Chris Rwabukamba

No. 46
- Position: Defensive back

Personal information
- Born: January 5, 1987 (age 38) Kigali, Rwanda
- Height: 5 ft 11 in (1.80 m)
- Weight: 190 lb (86 kg)

Career information
- College: Duke
- CFL draft: 2010: 4th round, 27th overall pick

Career history
- 2011–2012: Hamilton Tiger-Cats
- 2013–2014: Edmonton Eskimos
- 2015: BC Lions
- 2016–2017: Calgary Stampeders
- 2017: Edmonton Elks
- Stats at CFL.ca

= Chris Rwabukamba =

Rwandan gridiron football player (born 1987)

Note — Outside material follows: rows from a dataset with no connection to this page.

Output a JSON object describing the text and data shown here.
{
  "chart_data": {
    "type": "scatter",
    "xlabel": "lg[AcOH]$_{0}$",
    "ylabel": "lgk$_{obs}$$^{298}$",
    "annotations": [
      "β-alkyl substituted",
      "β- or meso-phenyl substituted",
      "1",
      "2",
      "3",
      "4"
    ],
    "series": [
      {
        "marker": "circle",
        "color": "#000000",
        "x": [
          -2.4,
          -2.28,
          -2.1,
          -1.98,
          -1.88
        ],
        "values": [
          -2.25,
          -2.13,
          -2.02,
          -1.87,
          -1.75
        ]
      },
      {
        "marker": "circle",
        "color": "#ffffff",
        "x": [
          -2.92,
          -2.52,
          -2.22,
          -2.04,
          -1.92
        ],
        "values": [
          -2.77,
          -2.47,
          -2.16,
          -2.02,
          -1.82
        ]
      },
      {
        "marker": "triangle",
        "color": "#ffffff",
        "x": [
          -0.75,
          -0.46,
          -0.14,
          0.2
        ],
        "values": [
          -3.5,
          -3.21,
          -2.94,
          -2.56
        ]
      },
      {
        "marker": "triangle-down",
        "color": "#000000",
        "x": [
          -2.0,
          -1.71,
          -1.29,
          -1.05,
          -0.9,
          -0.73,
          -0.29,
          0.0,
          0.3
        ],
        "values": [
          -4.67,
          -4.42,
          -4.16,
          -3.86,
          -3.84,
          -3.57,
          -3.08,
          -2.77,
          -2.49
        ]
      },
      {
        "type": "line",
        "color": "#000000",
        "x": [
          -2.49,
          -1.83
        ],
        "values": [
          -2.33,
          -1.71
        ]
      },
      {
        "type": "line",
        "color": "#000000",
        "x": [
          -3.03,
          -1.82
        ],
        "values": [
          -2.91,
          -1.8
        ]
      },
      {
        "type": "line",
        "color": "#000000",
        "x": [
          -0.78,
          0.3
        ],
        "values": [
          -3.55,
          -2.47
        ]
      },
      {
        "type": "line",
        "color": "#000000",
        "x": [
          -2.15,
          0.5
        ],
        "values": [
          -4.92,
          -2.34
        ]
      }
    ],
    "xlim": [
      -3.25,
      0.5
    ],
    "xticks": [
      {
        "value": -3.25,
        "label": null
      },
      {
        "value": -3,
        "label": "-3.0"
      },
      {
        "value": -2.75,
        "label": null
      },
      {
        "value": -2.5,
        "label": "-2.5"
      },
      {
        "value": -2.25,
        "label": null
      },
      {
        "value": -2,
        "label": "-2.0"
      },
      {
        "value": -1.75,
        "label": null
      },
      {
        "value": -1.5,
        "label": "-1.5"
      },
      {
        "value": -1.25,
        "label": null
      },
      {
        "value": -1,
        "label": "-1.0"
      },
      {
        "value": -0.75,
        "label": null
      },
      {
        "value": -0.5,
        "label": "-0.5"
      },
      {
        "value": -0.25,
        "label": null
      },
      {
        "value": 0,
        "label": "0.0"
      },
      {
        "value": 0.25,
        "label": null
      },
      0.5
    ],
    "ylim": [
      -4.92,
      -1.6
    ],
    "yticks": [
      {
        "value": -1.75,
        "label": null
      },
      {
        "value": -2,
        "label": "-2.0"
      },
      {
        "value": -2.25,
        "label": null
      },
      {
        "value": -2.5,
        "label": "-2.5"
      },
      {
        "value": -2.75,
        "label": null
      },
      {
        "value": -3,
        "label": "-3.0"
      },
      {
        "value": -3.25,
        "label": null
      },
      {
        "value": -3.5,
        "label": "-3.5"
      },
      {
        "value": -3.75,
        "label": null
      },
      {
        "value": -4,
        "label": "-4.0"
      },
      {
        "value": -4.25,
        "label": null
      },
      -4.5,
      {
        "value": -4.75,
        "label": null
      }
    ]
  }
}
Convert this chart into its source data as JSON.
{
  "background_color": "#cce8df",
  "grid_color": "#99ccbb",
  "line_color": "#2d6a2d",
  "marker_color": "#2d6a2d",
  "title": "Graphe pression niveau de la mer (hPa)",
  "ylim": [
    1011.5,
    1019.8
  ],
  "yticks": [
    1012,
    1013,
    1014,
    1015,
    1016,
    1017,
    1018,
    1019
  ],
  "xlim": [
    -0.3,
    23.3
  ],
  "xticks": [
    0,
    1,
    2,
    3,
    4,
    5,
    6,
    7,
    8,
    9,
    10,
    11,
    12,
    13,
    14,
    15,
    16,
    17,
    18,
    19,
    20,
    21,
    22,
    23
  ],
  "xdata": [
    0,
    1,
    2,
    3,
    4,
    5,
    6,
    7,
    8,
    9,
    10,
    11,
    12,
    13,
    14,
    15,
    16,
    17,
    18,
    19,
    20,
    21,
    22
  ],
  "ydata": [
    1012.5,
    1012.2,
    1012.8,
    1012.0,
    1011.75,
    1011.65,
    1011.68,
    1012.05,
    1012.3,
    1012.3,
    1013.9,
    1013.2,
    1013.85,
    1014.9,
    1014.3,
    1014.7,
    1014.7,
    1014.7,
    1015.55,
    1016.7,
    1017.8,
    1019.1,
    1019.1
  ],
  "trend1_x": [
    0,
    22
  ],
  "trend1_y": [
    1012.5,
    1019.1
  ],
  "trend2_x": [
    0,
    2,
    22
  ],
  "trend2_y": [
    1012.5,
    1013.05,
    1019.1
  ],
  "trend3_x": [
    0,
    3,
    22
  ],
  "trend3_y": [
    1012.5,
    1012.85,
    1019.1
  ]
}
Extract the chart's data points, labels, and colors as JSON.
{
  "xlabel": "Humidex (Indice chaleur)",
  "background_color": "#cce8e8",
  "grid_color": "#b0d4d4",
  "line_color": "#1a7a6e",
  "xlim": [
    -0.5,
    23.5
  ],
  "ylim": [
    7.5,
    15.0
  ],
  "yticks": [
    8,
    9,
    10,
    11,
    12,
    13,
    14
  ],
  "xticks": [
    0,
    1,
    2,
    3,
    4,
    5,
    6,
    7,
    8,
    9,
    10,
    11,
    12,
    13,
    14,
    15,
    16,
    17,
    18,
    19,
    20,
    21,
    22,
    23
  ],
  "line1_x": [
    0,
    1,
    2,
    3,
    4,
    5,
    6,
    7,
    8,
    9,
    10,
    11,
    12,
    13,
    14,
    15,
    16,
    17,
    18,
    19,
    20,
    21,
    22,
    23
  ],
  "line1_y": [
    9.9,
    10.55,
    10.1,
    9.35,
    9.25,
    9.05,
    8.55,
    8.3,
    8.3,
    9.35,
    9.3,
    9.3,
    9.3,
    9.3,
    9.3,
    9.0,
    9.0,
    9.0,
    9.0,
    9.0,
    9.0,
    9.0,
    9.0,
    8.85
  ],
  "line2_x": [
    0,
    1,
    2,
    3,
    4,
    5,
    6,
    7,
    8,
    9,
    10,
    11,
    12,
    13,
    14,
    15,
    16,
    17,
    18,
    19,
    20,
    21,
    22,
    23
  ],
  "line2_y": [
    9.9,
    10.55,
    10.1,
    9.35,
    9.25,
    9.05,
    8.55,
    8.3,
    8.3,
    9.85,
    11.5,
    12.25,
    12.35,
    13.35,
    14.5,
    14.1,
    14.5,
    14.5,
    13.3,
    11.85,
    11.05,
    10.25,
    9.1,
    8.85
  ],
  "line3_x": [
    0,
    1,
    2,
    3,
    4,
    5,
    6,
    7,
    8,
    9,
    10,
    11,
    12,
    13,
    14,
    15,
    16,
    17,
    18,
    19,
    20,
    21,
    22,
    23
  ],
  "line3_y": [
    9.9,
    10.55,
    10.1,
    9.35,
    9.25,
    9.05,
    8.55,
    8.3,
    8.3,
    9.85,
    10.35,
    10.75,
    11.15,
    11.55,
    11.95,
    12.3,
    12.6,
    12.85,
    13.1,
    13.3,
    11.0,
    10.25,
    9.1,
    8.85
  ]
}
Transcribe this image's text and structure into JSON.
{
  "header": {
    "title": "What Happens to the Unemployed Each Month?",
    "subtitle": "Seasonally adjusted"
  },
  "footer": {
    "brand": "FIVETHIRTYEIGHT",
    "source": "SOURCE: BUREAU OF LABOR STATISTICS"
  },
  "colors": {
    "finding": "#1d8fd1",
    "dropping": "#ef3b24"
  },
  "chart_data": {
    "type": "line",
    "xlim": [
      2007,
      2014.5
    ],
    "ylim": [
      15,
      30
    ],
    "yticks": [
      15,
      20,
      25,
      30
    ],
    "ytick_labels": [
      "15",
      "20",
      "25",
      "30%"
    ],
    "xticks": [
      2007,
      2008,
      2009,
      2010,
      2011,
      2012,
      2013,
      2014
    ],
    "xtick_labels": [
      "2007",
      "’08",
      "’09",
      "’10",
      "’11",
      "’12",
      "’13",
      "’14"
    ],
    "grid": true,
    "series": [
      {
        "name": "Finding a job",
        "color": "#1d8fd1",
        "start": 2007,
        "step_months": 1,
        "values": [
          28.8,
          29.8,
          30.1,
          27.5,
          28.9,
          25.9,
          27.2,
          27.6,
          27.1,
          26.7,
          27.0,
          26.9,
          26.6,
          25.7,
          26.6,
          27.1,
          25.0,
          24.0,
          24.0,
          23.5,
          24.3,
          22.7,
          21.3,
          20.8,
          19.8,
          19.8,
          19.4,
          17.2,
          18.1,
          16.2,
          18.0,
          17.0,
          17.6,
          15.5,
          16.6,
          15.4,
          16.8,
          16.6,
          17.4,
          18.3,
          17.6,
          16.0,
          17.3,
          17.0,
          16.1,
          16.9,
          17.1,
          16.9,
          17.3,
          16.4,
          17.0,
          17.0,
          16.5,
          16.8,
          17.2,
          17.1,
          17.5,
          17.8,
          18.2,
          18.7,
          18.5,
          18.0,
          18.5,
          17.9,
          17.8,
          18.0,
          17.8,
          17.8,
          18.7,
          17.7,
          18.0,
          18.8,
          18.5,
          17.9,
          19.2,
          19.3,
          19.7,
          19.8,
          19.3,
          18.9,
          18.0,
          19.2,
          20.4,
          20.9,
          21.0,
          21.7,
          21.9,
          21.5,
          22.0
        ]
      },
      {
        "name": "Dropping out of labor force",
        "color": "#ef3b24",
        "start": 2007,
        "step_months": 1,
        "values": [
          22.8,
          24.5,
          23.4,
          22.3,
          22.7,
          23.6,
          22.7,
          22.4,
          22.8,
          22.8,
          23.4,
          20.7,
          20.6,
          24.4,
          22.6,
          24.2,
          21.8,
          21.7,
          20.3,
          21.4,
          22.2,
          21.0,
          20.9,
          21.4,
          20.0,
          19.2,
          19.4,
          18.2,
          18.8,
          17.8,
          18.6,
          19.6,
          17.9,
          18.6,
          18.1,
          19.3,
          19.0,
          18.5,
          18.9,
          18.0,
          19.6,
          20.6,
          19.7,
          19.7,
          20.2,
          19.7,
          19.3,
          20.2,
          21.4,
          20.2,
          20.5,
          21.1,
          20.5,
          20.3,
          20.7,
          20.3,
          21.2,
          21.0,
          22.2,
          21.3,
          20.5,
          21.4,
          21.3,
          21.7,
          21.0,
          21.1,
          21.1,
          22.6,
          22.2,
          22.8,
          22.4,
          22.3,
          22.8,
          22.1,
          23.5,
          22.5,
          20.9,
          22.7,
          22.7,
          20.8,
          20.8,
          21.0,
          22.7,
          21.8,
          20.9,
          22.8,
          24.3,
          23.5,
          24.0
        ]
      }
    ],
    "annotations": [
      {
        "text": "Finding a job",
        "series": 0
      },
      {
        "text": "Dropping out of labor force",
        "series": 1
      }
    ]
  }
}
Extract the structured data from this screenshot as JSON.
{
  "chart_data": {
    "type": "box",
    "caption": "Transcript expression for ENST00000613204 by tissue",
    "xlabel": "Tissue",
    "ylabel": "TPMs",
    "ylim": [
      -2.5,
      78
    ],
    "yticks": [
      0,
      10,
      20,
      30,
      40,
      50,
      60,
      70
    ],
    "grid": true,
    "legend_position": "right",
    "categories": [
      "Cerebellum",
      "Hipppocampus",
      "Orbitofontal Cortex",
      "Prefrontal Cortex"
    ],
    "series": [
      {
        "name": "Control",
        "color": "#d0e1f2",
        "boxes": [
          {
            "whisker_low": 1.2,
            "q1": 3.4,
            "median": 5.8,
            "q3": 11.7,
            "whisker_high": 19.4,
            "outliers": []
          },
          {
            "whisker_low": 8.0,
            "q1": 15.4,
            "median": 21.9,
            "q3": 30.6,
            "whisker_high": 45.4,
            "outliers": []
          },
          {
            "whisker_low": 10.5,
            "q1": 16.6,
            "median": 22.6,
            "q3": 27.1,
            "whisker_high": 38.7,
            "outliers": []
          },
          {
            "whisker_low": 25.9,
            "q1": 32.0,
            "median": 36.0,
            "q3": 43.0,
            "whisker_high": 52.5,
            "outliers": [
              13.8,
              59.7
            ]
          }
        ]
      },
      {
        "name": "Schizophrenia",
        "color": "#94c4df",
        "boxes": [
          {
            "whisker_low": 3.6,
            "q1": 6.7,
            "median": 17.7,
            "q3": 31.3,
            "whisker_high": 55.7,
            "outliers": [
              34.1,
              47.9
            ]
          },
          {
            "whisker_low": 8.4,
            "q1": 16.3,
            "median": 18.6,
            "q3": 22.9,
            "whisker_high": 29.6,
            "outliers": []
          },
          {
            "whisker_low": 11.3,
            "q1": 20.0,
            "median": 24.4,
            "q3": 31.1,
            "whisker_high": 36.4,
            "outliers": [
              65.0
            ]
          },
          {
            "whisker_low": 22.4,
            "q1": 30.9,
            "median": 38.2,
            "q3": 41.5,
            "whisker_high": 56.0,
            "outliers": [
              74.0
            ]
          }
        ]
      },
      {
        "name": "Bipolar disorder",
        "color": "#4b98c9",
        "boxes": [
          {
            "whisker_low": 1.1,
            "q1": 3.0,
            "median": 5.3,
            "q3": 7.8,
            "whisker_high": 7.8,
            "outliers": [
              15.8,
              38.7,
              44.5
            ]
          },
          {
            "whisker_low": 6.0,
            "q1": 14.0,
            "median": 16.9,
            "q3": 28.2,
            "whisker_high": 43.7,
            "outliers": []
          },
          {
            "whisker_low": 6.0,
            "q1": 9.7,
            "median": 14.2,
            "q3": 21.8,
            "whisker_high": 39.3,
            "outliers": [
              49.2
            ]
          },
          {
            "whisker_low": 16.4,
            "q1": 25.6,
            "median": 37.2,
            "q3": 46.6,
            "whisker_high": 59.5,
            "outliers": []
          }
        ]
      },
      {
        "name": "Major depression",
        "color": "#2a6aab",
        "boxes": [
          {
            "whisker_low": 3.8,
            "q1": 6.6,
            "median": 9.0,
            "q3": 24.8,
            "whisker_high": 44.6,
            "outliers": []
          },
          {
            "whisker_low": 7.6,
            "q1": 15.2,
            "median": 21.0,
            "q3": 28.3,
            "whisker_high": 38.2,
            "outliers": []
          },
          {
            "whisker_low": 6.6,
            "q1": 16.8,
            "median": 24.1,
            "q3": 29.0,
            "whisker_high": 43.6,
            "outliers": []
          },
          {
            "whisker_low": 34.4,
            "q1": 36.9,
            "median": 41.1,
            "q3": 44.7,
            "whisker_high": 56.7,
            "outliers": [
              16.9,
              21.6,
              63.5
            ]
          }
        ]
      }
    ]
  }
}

Chris Rwabukamba (born January 5, 1987) is a Rwandan-Canadian professional football defensive back who played in the Canadian Football League (CFL). He was drafted 27th overall by the Hamilton Tiger-Cats in the 2010 CFL draft and signed with the team on June 1, 2011. He was also a member of the Edmonton Eskimos / Elks, 	BC Lions, and Calgary Stampeders. He played college football for the Duke Blue Devils where he was a team captain his senior year. He was born in Kigali, Rwanda and raised in Windsor, Ontario.